But the Senate intelligence committee chairman, Democrat Dianne Feinstein of California, contends the surveillance does not infringe on U.S. citizens’ privacy, and that it helped disrupt a 2009 plot to bomb New York City’s subways and played a role in the case against an American who scouted targets in Mumbai, India, before a deadly terrorist attack there in 2008. Feinstein spoke on ABC’s “This Week.”
Clapper has decried the revelation of the intelligence-gathering programs as reckless and said it has done “huge, grave damage.”
The spokesman for the Director of National Intelligence Shawn Turner said intelligence officials are “currently reviewing the damage that has been done by these recent disclosures,” and referred further comment to the Justice Department.
“Any person who has a security clearance knows that he or she has an obligation to protect classified information and abide by the law,” he added.
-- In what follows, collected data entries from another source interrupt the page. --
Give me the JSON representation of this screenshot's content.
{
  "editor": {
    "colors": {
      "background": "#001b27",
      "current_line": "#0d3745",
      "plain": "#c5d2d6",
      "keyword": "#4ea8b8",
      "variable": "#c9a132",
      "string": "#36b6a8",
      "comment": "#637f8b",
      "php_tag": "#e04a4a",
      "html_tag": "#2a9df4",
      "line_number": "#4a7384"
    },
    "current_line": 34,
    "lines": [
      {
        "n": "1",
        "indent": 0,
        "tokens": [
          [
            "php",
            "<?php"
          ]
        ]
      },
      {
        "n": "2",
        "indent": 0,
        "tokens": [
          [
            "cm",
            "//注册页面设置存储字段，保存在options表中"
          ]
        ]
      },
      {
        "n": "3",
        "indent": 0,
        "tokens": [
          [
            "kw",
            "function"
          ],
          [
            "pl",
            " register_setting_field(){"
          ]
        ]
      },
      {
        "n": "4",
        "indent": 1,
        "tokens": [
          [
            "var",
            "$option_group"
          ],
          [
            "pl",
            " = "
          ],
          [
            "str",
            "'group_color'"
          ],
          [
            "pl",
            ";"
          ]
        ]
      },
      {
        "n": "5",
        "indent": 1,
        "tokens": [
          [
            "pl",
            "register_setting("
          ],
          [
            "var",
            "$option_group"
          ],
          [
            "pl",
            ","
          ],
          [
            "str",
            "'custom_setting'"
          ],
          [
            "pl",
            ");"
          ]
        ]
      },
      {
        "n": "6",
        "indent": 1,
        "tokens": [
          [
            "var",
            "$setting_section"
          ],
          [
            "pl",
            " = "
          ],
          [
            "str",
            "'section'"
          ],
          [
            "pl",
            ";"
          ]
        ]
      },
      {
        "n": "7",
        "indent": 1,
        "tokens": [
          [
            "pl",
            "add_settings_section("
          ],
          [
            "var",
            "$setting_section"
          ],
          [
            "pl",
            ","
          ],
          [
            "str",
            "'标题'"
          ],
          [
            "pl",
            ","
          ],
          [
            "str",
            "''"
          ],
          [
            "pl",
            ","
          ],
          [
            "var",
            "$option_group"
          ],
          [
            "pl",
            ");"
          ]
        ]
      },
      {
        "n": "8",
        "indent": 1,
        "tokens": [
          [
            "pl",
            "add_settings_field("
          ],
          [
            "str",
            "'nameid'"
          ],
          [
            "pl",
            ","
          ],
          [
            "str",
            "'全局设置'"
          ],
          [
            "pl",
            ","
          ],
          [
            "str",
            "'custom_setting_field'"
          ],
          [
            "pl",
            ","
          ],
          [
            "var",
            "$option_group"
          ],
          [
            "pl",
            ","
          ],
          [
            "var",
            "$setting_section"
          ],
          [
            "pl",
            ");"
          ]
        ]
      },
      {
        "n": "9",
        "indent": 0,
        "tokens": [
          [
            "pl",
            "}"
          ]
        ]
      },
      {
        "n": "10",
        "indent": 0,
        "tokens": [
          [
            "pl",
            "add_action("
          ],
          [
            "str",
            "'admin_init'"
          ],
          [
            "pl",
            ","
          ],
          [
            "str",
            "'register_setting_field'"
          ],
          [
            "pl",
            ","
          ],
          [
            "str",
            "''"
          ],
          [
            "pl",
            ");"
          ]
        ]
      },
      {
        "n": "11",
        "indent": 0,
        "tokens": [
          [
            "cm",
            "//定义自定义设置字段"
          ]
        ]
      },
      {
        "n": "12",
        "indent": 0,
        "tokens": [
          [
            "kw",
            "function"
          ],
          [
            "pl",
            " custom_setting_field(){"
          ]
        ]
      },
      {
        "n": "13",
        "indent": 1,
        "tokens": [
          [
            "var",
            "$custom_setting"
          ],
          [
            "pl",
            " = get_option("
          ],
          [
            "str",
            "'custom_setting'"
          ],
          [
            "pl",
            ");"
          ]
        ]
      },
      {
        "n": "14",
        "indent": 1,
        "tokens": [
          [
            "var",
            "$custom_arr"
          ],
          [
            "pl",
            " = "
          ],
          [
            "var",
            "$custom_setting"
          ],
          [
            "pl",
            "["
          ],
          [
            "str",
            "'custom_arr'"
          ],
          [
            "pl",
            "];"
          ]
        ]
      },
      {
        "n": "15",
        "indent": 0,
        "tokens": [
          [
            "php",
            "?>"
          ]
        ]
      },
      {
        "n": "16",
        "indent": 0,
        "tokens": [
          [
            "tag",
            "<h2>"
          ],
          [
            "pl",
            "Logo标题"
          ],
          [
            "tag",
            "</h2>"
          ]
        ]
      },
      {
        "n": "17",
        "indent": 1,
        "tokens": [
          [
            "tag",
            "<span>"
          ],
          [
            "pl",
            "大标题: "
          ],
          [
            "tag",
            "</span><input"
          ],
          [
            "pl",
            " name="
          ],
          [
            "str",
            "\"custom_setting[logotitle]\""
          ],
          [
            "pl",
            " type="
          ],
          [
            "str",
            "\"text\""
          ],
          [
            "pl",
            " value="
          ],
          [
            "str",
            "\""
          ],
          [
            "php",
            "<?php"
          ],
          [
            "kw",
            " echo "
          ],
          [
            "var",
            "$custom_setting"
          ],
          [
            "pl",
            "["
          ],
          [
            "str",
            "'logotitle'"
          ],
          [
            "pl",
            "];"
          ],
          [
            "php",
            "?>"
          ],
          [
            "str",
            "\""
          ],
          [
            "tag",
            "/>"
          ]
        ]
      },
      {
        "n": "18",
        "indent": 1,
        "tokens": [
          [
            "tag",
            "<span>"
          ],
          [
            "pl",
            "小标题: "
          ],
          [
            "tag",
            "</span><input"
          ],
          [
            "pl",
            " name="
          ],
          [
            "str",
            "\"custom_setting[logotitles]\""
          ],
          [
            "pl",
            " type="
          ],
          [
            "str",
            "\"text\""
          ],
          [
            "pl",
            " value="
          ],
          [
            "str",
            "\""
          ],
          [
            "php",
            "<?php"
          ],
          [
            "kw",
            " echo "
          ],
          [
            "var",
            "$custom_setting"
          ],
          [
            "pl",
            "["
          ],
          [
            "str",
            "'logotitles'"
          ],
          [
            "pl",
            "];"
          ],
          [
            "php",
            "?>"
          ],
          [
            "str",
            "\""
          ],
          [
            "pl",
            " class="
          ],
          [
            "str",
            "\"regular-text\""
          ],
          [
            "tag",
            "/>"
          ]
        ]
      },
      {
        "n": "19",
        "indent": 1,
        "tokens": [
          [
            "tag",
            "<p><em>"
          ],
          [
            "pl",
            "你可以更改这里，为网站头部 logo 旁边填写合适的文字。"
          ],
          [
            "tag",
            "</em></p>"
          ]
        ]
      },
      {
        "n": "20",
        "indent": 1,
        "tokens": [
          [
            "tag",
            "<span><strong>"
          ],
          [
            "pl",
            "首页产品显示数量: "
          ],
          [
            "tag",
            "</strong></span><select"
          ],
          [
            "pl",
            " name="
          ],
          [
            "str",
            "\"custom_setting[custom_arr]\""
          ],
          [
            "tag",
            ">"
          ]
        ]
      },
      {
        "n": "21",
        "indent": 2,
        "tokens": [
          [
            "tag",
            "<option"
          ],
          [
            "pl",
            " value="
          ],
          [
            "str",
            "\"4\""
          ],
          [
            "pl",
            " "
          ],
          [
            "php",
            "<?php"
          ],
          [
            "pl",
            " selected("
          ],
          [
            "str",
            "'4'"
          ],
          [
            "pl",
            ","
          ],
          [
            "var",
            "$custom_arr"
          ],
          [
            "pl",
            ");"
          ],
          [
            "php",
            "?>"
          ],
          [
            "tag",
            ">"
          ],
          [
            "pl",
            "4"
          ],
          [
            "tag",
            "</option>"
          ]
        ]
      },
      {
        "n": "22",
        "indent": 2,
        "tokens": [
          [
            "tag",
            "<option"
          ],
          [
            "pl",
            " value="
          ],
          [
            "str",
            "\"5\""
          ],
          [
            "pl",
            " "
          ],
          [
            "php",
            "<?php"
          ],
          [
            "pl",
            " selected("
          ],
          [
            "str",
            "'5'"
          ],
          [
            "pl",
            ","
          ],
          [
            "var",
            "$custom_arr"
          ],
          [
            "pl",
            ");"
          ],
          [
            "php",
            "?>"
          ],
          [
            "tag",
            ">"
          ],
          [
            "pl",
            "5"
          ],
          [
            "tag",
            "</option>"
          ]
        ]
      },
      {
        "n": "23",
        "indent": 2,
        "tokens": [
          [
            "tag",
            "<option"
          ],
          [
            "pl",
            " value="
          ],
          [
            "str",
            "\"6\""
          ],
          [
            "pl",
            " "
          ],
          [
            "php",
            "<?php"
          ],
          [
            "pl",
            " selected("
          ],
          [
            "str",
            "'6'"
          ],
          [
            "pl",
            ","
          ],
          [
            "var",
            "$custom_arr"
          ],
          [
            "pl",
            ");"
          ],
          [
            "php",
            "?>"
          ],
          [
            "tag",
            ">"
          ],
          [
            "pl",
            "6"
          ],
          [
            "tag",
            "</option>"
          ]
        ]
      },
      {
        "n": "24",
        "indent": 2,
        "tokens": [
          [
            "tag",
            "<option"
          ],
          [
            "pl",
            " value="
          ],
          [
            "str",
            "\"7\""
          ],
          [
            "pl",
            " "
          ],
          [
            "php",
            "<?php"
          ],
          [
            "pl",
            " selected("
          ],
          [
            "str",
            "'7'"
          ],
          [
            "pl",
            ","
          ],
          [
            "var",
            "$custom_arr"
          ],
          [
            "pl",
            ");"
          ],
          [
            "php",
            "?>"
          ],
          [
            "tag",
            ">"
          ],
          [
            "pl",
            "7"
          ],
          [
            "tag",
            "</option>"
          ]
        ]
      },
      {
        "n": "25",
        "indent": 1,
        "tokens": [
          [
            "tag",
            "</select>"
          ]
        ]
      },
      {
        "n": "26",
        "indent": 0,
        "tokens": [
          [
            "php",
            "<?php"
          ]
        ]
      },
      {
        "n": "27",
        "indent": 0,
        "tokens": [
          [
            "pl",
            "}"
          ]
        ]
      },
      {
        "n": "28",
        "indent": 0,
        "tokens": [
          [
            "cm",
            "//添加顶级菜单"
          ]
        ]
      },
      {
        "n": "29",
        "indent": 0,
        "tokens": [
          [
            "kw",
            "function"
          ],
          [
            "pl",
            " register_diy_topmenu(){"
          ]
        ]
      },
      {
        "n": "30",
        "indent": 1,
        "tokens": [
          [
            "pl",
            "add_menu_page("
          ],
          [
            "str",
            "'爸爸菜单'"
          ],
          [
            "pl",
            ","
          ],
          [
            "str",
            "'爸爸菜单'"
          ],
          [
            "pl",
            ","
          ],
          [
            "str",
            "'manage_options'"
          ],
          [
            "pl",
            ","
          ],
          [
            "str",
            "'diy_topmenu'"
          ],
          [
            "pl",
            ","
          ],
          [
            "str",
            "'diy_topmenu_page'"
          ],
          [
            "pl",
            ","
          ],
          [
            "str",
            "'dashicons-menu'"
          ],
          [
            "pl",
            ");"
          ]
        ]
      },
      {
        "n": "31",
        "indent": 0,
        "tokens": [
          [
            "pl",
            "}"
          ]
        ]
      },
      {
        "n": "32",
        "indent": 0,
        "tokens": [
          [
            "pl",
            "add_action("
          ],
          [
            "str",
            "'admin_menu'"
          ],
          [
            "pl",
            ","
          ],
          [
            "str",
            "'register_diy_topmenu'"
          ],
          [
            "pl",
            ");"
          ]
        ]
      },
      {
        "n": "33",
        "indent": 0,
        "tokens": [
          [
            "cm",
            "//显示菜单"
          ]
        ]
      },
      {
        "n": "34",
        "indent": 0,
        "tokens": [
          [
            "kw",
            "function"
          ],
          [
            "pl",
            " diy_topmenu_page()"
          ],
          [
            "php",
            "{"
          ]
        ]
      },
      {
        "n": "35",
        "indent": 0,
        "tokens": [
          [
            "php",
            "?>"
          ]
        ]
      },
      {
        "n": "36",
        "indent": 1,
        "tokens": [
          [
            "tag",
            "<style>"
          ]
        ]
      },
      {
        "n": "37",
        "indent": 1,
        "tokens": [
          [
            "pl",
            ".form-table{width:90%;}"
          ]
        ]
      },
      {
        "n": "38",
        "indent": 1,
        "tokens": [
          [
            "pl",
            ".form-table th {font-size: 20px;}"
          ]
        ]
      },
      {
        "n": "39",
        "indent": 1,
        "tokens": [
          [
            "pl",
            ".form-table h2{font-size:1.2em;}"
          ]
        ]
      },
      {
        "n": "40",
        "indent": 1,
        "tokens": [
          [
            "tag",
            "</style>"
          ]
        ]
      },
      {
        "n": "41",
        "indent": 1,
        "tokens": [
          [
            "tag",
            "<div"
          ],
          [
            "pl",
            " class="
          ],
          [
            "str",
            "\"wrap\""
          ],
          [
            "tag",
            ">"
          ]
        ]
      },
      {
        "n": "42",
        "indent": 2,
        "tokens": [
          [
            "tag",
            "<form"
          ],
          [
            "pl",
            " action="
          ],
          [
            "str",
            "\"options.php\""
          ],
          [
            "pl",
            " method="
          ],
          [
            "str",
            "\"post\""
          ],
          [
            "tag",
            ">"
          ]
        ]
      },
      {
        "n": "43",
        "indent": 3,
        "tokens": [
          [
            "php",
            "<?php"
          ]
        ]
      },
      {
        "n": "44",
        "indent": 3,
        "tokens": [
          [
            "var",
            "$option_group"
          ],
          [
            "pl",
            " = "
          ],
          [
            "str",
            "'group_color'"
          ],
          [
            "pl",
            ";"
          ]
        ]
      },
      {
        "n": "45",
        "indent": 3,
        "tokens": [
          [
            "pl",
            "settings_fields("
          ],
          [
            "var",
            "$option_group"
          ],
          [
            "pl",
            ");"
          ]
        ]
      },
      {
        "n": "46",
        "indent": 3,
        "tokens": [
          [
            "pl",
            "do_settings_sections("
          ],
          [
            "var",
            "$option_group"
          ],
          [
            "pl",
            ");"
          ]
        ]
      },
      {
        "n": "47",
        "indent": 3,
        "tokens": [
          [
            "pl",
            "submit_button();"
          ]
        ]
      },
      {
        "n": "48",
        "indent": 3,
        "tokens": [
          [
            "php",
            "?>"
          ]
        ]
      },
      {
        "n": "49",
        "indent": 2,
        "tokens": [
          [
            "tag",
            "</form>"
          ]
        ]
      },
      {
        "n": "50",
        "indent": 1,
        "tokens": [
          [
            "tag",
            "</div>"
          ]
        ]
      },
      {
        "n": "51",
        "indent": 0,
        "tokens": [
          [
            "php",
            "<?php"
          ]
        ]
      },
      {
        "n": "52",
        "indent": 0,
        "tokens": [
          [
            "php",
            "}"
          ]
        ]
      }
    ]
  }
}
The disclosures come as the White House deals with managing fallout from revelations that it secretly seized telephone records of journalists at The Associated Press and Fox News.
Snowden says he was a former technical assistant for the CIA and a current employee of defense contractor Booz Allen Hamilton, which released a statement Sunday confirming he had been a contractor with them in Hawaii for less than three months, and promising to work with investigators.
Snowden could face many years in prison for releasing classified information if he is successfully extradited from Hong Kong, according to Mark Zaid, a national security lawyer who represents whistleblowers.
Hong Kong, though part of China, is partly autonomous and has a Western-style legal system that is a legacy from the territory’s past as a British colony. A U.S.-Hong Kong extradition treaty has worked smoothly in the past. Hong Kong extradited three al-Qaeda suspects to the U.S. in 2003, for example.